McCollum was on death row while Brown, initially also on death row, was serving a life sentence for the 1983 rape and murder of Sabrina Buie, an 11-year-old African-American girl whose body was found in a soybean field with her underwear stuffed down her throat. Though there was no physical evidence tying them to the crime, police in the small town of Red Springs claimed McCollum, 19 at the time, and his half-brother Brown, 15 at the time, had confessed to the rape and murder. After five hours of intense questioning with no lawyer present and their mother weeping outside the interrogation room, the confession was written out in longhand by the police.

While many observers said the North Carolina case illustrated the riskiness of the death penalty, that certainly hasn’t slowed down Texas and Missouri.

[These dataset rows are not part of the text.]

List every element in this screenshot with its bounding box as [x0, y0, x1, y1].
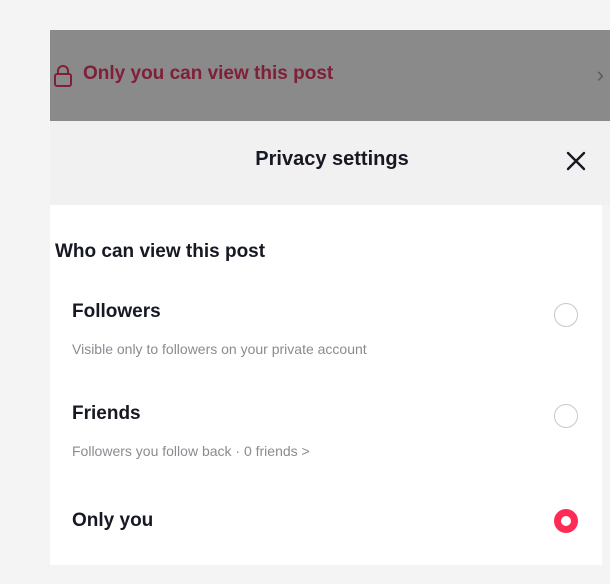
privacy-banner[interactable]: Only you can view this post › — [50, 30, 610, 121]
option-description: Visible only to followers on your privat… — [72, 341, 367, 357]
close-icon[interactable] — [562, 147, 590, 175]
sheet-header: Privacy settings — [50, 121, 610, 205]
banner-text: Only you can view this post — [83, 63, 334, 84]
option-label: Only you — [72, 510, 154, 531]
option-label: Followers — [72, 301, 161, 322]
lock-icon — [54, 65, 72, 87]
option-label: Friends — [72, 403, 141, 424]
sheet-body: Who can view this post Followers Visible… — [50, 205, 602, 565]
section-title: Who can view this post — [55, 241, 266, 262]
privacy-settings-screen: Only you can view this post › Privacy se… — [0, 0, 610, 584]
chevron-right-icon: › — [596, 62, 604, 87]
left-gutter — [0, 0, 50, 584]
radio-followers[interactable] — [554, 303, 578, 327]
radio-friends[interactable] — [554, 404, 578, 428]
option-description: Followers you follow back · 0 friends > — [72, 443, 310, 459]
page-title: Privacy settings — [255, 148, 409, 170]
radio-only-you[interactable] — [554, 509, 578, 533]
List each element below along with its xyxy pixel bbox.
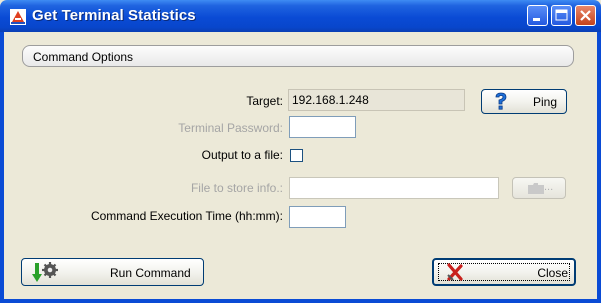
command-execution-time-field[interactable] xyxy=(289,206,346,228)
window-title: Get Terminal Statistics xyxy=(32,7,196,24)
dialog-window: Get Terminal Statistics Command Options … xyxy=(0,0,601,303)
minimize-button[interactable] xyxy=(527,5,548,26)
target-label: Target: xyxy=(246,94,283,108)
file-to-store-label: File to store info.: xyxy=(190,181,283,195)
close-x-icon xyxy=(580,10,591,21)
group-title: Command Options xyxy=(33,50,134,64)
folder-icon xyxy=(528,183,544,194)
ping-button[interactable]: Ping xyxy=(481,89,567,114)
file-to-store-field[interactable] xyxy=(289,177,499,199)
title-bar[interactable]: Get Terminal Statistics xyxy=(0,0,601,32)
close-label: Close xyxy=(537,266,568,280)
close-button[interactable]: Close xyxy=(432,258,576,286)
output-to-file-checkbox[interactable] xyxy=(290,149,303,162)
window-close-button[interactable] xyxy=(575,5,596,26)
terminal-password-label: Terminal Password: xyxy=(178,121,283,135)
run-command-gear-icon xyxy=(32,262,58,282)
minimize-icon xyxy=(533,18,540,21)
ping-label: Ping xyxy=(532,95,557,109)
terminal-password-field[interactable] xyxy=(289,116,356,138)
target-value: 192.168.1.248 xyxy=(292,93,369,107)
maximize-icon xyxy=(555,9,568,21)
window-frame-bottom xyxy=(0,299,601,303)
maximize-button[interactable] xyxy=(551,5,572,26)
red-x-close-icon xyxy=(447,263,463,281)
browse-dots: ... xyxy=(544,181,554,193)
window-frame-right xyxy=(597,32,601,303)
run-command-button[interactable]: Run Command xyxy=(21,258,204,286)
target-field: 192.168.1.248 xyxy=(288,89,465,111)
app-icon xyxy=(10,9,26,25)
browse-button[interactable]: ... xyxy=(512,177,566,199)
group-header: Command Options xyxy=(22,45,574,67)
run-command-label: Run Command xyxy=(110,266,191,280)
help-question-icon xyxy=(495,92,507,110)
window-frame-left xyxy=(0,32,4,303)
command-execution-time-label: Command Execution Time (hh:mm): xyxy=(90,209,283,223)
output-to-file-label: Output to a file: xyxy=(201,148,283,162)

Both Missouri and Texas have the busiest death chambers in the nation — after Wednesday, Missouri and Texas each will have executed eight people in 2014. Florida has carried out seven executions. Oklahoma has killed three, while Ohio, Arizona and Georgia have executed one each.

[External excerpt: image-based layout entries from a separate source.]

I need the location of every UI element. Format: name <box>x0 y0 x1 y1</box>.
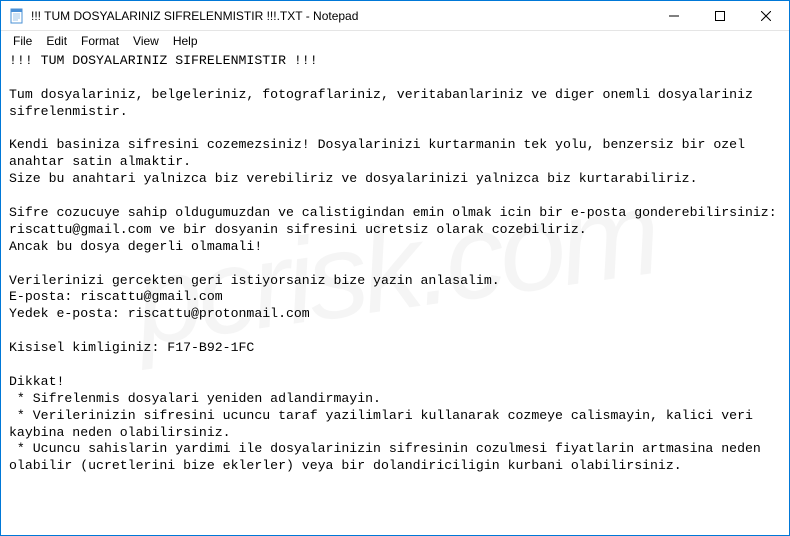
notepad-icon <box>9 8 25 24</box>
minimize-icon <box>669 11 679 21</box>
close-icon <box>761 11 771 21</box>
close-button[interactable] <box>743 1 789 31</box>
maximize-icon <box>715 11 725 21</box>
menu-format[interactable]: Format <box>75 33 125 49</box>
minimize-button[interactable] <box>651 1 697 31</box>
window-title: !!! TUM DOSYALARINIZ SIFRELENMISTIR !!!.… <box>31 9 358 23</box>
menu-help[interactable]: Help <box>167 33 204 49</box>
menu-edit[interactable]: Edit <box>40 33 73 49</box>
window-controls <box>651 1 789 30</box>
text-content-area[interactable]: !!! TUM DOSYALARINIZ SIFRELENMISTIR !!! … <box>1 51 789 535</box>
window-titlebar: !!! TUM DOSYALARINIZ SIFRELENMISTIR !!!.… <box>1 1 789 31</box>
maximize-button[interactable] <box>697 1 743 31</box>
titlebar-left: !!! TUM DOSYALARINIZ SIFRELENMISTIR !!!.… <box>1 8 358 24</box>
menubar: File Edit Format View Help <box>1 31 789 51</box>
menu-view[interactable]: View <box>127 33 165 49</box>
menu-file[interactable]: File <box>7 33 38 49</box>
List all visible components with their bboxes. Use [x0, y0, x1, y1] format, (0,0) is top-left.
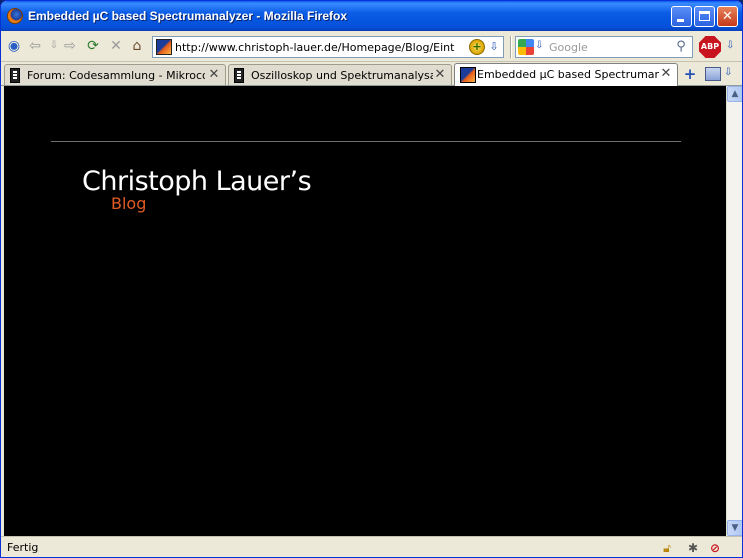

No other state besides those seven has executed anyone this year.

Ringo was killed after his conviction for murdering two people during the robbery of a Ruby Tuesday restaurant on July 4, 1998. 

Ringo’s lawyers made the usual appeals, but the U.S. Supreme Court refused to halt the execution, as did a three-judge panel of the 8th U.S. Circuit Court of Appeals and Missouri Gov. Jay Nixon. Defense attorney Richard Sindel questioned Missouri’s use of the sedative midazolam before executions, on the grounds that it might dull the inmate’s senses and leave him unable to express any pain.

In Texas, Trottie is being executed for killing his common-law wife and her brother during a gun battle at the family home in Houston in 1993. While Trottie’s lawyers contend that he did not receive adequate legal representation at his original trial and that the prosecution withheld a witness statement about his mental state that might have caused a jury to hand down only a life sentence, Texas officials are moving forward. 

An African-American woman, Lisa Coleman, is also scheduled for execution in Texas on Sept. 17 for the 2004 intentional starvation death of her 9-year-old son.